Downloads use the typed client — files.downloadBlob(fileId) returns a Blob you turn into a browser download via URL.createObjectURL + a synthetic <a download> click. The scaffold's FilesPanel shows the full pattern, including URL.revokeObjectURL cleanup.

6. Tour: realtime jobs viewer

src/features/JobsViewer.tsx is a single hook call:

const { data, loading, error } = useJobs({});

useJobs is realtime-aware out of the box — every FSM transition the operator's account can see refetches the list. No subscription plumbing, no useEffect, no manual filter. The scaffold renders a plain HTML table; replace with whatever component library you prefer.

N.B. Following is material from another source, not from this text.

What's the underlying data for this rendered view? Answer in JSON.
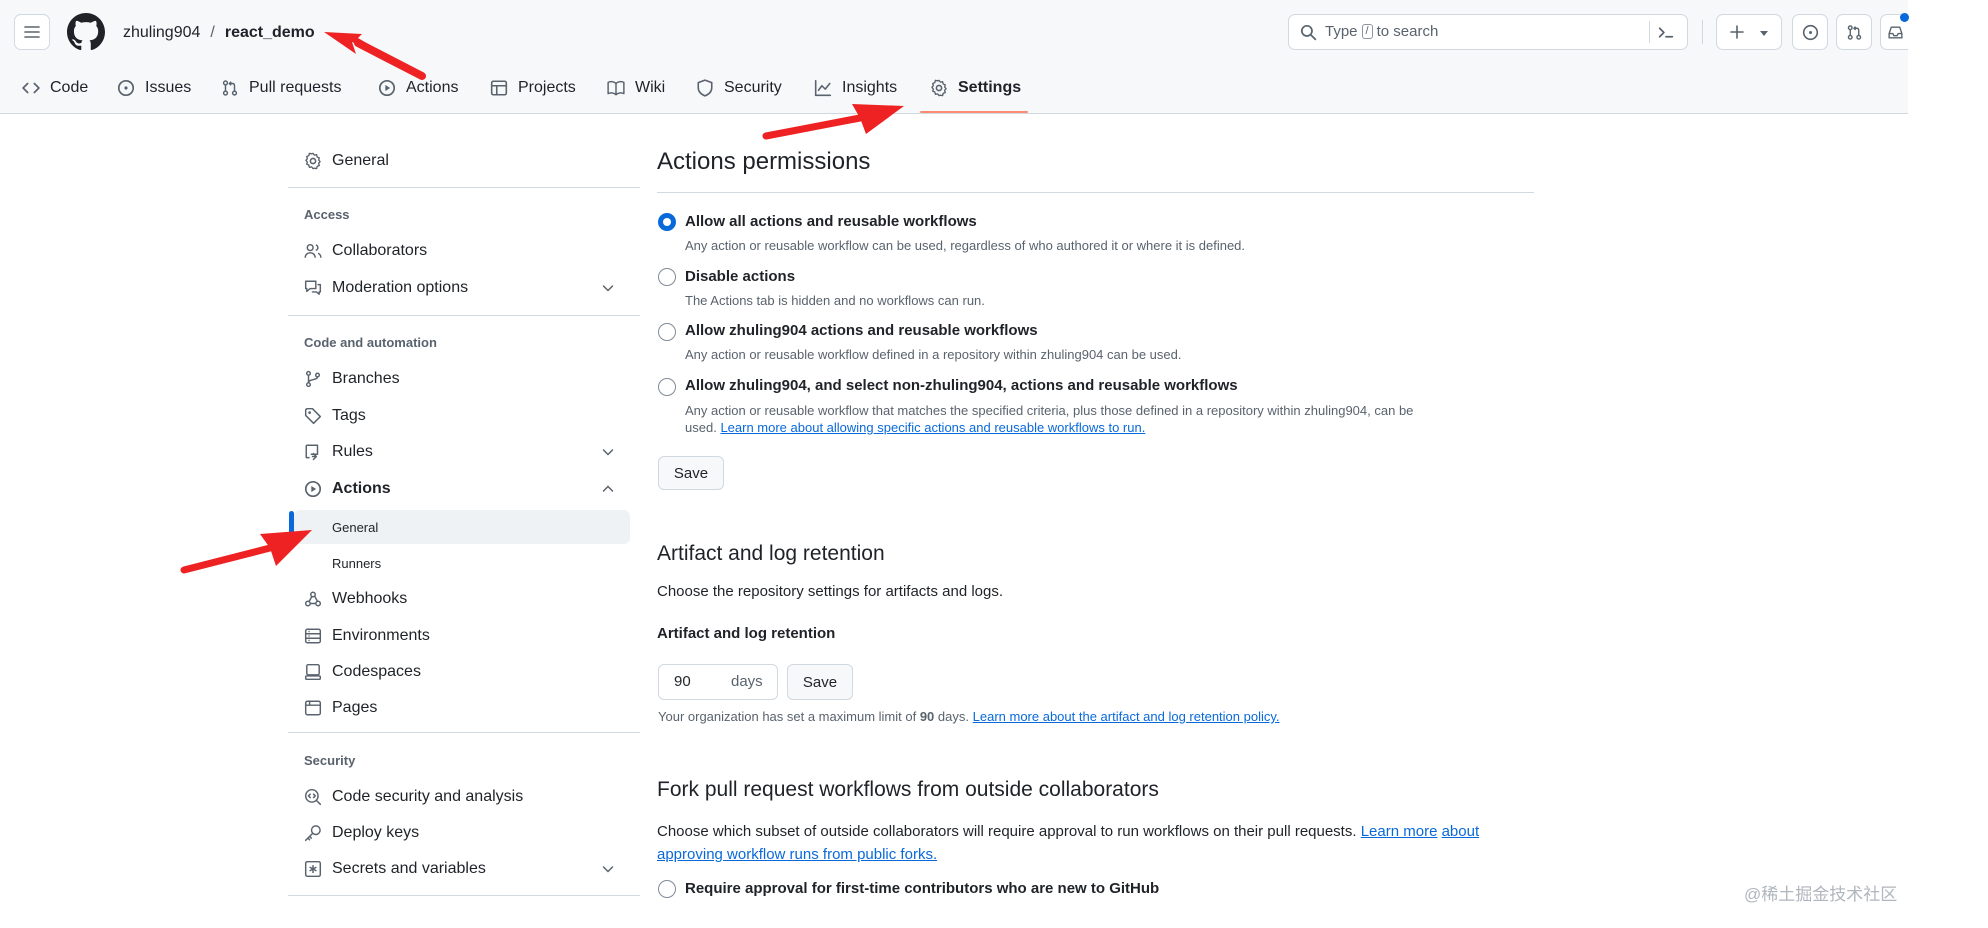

7. CORS: tell your FastYoke deployment about your Pages origin

The FastYoke API rejects cross-origin requests from any origin that is not on the CORS_ALLOWED_ORIGINS allowlist. For local development that origin is http://localhost:5173; for the deployed SPA it is your Pages domain (e.g. https://my-portal.pages.dev or a custom domain).

8. Deploy to Cloudflare Pages via GitHub

  1. Push the project to GitHub. A new private repo is fine.
  2. Edit public/_headers to extend connect-src with your FastYoke origin — both https:// for REST and wss:// for realtime go in the same directive. Example:
    /*
      Content-Security-Policy: default-src 'self'; connect-src 'self' https://app.fastyoke.io wss://app.fastyoke.io; script-src 'self'; style-src 'self' 'unsafe-inline'; img-src 'self' data:; font-src 'self' data:;
    

    Commit and push.
  3. Connect the repo in Cloudflare. In the Cloudflare dashboard: Workers & Pages → Create → Pages → Connect to Git. Pick the repo. Framework preset: Vite. The build command and output directory fill in automatically (npm run build and dist).
  4. Add the build environment variable VITE_FASTYOKE_API_URL pointing at your FastYoke deployment (production value — not localhost). Set it for both the Production and Preview environments.
  5. Deploy. Cloudflare runs npm install && npm run build and serves dist/. Subsequent pushes auto-deploy.

9. Verify it works

Pass criteria for a successful deploy:

  • You can sign in with operator credentials at the deployed URL.
  • The Contacts tab loads existing records.
  • Creating a contact in the SPA appears in the admin shell at /admin/entities/contact immediately.
  • Editing a contact in the admin shell appears in the SPA without a manual refresh (realtime is working).
  • Uploading a file shows a scan: clean line; downloading it returns the same bytes.
  • The Jobs tab lists existing jobs; firing a transition elsewhere refreshes the list automatically.
  • A hard browser refresh keeps you signed in (token rehydration via /auth/me).
  • Signing out clears localStorage and returns you to the login screen.